A checagem de preços mostra que o diesel no atacado pela Petrobras está 65% abaixo da paridade internacional, conforme a Abicom. Já a gasolina registra desconto de 45%. A tendência é acompanhada por medidas do governo para reduzir impostos e criar subsídios, para atenuar impactos aos consumidores.

O governo federal reduziu impostos federais sobre a importação e venda de diesel e criou taxa sobre exportações de petróleo para compensar perda de receita. A ideia é manter tarifas mínimas de frete, ainda que haja preocupação com uma possível greve dos caminhoneiros.

Magda Chambriard, CEO da Petrobras, afirmou que não há risco de escassez de combustível e que a empresa não repassará volatili­dades de preço para o mercado. A direção da estatal mantém o foco na produção interna como parte da estratégia desde o início do governo Lula.

Analistas ouvidos pelo mercado destacam que a combinação de subsídios e preços praticados pela Petrobras pode criar o “pior dos dois mundos”. O risco é de que, se os preços continuarem altos por mais tempo, haja ameaça de desabastecimento.

A Agência Nacional do Petróleo (ANP) emitiu nota técnica advertindo para um risco excepcional de abastecimento, citando sinais de dificuldades de fornecimento, sobretudo de diesel em algumas regiões.
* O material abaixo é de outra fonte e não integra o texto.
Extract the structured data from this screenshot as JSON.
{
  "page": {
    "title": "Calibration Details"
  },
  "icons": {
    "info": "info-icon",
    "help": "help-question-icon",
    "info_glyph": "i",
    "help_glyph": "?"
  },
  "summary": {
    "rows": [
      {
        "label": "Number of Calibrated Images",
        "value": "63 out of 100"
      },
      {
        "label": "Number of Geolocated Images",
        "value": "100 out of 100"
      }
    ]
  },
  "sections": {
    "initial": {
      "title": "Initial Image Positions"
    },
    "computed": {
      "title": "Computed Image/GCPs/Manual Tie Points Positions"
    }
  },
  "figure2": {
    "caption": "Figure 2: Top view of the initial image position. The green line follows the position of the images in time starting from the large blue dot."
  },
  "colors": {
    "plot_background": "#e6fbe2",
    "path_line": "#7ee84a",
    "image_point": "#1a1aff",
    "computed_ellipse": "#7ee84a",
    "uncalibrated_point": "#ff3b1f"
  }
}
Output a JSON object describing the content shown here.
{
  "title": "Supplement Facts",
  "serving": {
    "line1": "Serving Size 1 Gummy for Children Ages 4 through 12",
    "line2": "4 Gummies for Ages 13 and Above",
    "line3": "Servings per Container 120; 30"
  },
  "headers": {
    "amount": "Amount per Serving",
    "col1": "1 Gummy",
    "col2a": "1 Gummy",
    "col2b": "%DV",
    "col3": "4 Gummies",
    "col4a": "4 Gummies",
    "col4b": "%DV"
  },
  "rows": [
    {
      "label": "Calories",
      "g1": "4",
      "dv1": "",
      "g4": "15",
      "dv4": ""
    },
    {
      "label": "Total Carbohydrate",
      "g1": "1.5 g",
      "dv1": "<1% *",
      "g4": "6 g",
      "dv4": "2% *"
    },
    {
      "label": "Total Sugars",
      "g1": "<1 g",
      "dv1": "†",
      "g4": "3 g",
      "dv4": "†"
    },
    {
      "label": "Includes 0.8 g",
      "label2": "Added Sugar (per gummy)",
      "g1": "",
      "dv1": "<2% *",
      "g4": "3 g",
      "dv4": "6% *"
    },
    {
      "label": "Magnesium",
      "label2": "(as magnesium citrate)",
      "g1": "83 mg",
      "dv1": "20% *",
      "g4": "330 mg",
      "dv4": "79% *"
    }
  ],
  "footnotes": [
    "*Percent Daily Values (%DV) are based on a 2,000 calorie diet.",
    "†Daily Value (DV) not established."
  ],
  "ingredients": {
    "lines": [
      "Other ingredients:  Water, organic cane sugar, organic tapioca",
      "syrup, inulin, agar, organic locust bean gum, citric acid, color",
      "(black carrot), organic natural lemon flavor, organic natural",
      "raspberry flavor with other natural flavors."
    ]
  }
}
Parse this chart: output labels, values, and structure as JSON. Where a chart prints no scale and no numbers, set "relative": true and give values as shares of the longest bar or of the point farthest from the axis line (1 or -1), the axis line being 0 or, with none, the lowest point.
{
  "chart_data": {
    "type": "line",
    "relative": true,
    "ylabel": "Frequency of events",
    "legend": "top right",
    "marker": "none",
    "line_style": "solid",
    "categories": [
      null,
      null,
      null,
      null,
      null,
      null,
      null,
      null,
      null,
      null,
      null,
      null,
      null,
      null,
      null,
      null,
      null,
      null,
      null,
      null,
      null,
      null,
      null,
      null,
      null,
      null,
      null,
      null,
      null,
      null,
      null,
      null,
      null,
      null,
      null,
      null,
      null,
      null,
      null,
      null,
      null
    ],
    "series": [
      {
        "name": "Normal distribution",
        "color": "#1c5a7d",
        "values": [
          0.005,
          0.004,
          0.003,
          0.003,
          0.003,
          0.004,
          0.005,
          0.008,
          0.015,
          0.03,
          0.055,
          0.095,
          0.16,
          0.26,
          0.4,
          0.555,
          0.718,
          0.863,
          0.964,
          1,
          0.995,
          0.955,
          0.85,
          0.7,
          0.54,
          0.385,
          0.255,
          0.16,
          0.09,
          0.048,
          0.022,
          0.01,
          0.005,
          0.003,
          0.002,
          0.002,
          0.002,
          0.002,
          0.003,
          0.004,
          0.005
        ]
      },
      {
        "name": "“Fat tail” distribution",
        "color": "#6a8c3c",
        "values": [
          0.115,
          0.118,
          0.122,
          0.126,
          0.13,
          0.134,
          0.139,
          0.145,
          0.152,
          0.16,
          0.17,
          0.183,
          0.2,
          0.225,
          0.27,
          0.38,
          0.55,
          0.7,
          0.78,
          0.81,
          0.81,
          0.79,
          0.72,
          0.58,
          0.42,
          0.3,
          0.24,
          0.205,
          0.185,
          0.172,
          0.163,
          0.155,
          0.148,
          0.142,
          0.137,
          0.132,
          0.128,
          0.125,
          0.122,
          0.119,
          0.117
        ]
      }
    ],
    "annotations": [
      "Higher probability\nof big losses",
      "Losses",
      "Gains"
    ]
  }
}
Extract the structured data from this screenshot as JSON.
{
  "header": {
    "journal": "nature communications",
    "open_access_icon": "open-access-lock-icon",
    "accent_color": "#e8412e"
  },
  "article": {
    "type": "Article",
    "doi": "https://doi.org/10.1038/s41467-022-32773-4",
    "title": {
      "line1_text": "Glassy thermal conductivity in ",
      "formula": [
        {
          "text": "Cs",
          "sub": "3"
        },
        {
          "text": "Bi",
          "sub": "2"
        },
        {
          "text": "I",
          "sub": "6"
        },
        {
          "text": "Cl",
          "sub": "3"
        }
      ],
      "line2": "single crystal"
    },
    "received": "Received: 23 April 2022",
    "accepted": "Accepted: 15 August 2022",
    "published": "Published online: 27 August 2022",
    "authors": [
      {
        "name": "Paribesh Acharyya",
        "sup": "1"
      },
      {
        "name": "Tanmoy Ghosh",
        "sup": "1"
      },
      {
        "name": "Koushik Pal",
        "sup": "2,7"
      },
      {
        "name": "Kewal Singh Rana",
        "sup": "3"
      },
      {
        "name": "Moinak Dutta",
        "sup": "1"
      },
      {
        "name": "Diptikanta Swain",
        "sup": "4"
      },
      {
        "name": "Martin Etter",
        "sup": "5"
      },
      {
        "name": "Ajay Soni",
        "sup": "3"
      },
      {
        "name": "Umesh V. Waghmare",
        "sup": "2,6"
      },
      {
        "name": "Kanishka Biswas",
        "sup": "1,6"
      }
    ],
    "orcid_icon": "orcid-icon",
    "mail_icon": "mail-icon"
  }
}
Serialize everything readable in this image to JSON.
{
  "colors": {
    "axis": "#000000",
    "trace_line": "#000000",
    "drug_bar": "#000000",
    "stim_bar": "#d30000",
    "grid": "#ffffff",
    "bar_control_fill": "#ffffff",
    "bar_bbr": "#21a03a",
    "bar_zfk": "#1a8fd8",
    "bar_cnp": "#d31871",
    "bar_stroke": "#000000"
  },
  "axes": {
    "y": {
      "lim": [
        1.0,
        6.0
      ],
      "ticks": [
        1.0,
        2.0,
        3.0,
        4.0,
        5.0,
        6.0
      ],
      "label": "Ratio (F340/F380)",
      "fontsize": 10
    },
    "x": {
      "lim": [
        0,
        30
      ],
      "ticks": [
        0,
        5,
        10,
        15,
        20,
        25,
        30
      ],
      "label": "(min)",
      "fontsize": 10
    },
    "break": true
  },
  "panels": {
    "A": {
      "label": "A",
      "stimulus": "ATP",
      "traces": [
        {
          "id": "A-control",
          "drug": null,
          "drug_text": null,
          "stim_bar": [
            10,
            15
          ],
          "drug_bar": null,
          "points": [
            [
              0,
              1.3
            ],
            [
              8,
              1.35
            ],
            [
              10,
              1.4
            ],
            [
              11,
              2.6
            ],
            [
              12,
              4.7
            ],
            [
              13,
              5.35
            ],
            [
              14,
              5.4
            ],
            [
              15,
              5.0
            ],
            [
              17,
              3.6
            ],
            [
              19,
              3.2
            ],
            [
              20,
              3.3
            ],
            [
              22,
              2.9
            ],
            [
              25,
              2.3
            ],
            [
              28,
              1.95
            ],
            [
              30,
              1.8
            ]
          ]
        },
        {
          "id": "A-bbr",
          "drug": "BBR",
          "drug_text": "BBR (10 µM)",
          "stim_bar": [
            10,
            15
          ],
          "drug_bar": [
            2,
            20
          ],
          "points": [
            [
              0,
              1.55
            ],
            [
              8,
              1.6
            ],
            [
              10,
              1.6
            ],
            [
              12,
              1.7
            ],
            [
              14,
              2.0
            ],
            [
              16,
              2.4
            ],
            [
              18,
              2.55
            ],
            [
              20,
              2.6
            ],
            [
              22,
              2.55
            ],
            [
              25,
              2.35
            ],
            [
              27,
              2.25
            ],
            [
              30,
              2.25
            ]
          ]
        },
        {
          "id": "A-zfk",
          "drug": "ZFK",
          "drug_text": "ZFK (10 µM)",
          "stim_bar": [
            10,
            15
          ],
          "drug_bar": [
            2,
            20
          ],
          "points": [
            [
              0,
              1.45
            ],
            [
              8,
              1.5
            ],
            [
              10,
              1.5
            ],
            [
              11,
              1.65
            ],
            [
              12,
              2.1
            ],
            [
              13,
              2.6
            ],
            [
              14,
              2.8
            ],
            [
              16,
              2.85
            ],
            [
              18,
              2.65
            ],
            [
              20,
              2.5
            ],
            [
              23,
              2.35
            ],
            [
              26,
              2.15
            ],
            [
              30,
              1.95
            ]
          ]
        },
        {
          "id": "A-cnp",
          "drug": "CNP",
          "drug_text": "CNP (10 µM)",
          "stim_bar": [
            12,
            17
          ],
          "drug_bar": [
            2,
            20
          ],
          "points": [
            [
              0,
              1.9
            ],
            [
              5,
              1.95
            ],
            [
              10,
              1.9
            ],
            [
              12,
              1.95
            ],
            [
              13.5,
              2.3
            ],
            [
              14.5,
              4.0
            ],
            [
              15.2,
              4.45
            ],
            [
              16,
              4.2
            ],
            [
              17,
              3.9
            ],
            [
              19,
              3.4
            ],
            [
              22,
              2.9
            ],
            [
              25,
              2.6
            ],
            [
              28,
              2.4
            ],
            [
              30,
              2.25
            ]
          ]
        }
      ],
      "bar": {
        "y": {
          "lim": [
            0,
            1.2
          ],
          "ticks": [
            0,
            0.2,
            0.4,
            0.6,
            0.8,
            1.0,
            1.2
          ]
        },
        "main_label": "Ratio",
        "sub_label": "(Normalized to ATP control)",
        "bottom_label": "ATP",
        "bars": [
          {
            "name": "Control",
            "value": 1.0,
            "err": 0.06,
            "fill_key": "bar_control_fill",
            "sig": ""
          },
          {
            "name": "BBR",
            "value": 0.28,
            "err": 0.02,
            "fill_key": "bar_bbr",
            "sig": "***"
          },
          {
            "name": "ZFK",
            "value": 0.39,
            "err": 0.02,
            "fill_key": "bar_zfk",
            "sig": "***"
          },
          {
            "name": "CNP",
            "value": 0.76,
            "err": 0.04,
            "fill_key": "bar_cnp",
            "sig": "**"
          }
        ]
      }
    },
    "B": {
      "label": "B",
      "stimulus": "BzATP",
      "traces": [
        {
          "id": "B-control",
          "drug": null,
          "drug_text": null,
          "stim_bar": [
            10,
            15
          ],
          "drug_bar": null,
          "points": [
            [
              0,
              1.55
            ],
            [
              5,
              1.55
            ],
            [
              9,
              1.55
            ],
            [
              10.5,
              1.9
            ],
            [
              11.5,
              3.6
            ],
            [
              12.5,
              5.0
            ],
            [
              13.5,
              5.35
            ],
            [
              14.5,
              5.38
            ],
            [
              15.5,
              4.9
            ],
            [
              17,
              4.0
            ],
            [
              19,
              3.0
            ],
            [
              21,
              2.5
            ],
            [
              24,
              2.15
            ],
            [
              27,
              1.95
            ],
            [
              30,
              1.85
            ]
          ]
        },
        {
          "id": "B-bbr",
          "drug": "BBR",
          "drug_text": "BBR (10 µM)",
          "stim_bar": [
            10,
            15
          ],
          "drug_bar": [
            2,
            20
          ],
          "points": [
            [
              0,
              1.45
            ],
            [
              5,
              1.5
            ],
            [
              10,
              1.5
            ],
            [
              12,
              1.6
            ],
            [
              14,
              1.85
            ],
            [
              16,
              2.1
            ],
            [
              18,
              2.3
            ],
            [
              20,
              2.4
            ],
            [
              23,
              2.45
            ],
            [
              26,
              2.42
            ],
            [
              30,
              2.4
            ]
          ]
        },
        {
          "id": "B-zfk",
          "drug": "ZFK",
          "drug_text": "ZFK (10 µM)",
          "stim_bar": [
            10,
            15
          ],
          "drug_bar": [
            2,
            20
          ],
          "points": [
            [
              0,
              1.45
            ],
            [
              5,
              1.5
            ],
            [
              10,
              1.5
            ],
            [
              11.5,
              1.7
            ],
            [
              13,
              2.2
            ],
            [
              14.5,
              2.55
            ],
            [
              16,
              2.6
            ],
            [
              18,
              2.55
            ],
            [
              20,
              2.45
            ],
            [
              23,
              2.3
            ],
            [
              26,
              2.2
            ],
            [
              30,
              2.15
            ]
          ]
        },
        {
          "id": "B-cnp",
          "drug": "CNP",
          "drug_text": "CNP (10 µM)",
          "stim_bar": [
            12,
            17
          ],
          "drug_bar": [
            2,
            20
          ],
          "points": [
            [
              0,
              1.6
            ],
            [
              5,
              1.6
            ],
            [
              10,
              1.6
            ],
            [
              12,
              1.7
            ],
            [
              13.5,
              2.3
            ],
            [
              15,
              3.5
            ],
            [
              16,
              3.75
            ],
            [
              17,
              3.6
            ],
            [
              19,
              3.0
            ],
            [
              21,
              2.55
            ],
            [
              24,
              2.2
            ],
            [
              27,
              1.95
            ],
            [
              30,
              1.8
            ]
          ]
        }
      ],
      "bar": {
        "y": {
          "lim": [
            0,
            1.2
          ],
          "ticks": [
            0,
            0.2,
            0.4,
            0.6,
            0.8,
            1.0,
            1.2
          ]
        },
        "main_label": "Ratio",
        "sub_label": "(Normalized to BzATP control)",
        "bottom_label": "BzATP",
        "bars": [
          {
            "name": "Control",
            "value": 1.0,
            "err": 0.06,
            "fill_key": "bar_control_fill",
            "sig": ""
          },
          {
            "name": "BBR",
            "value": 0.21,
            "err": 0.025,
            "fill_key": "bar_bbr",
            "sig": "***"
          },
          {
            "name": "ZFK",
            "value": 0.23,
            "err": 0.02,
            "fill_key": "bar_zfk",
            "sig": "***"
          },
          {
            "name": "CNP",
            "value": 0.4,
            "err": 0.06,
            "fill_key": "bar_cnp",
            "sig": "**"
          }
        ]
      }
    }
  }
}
A pandemia de petróleo e as sanções internacionais ampliam a volatilidade.

Especialistas apontam que a pressão para conter preços reduz margens de lucro da Petrobras e eleva a percepção de risco entre investidores sobre a posição da empresa. A atuação governamental é vista como intervenção que pode desequilibrar mercados.

Caminhoneiros já sinalizam mobilizações caso haja variação brusca de preços do diesel. Em meio à conjuntura, economistas destacam que a incerteza impacta as expectativas de inflação, especialmente nos setores de alimentos e transporte.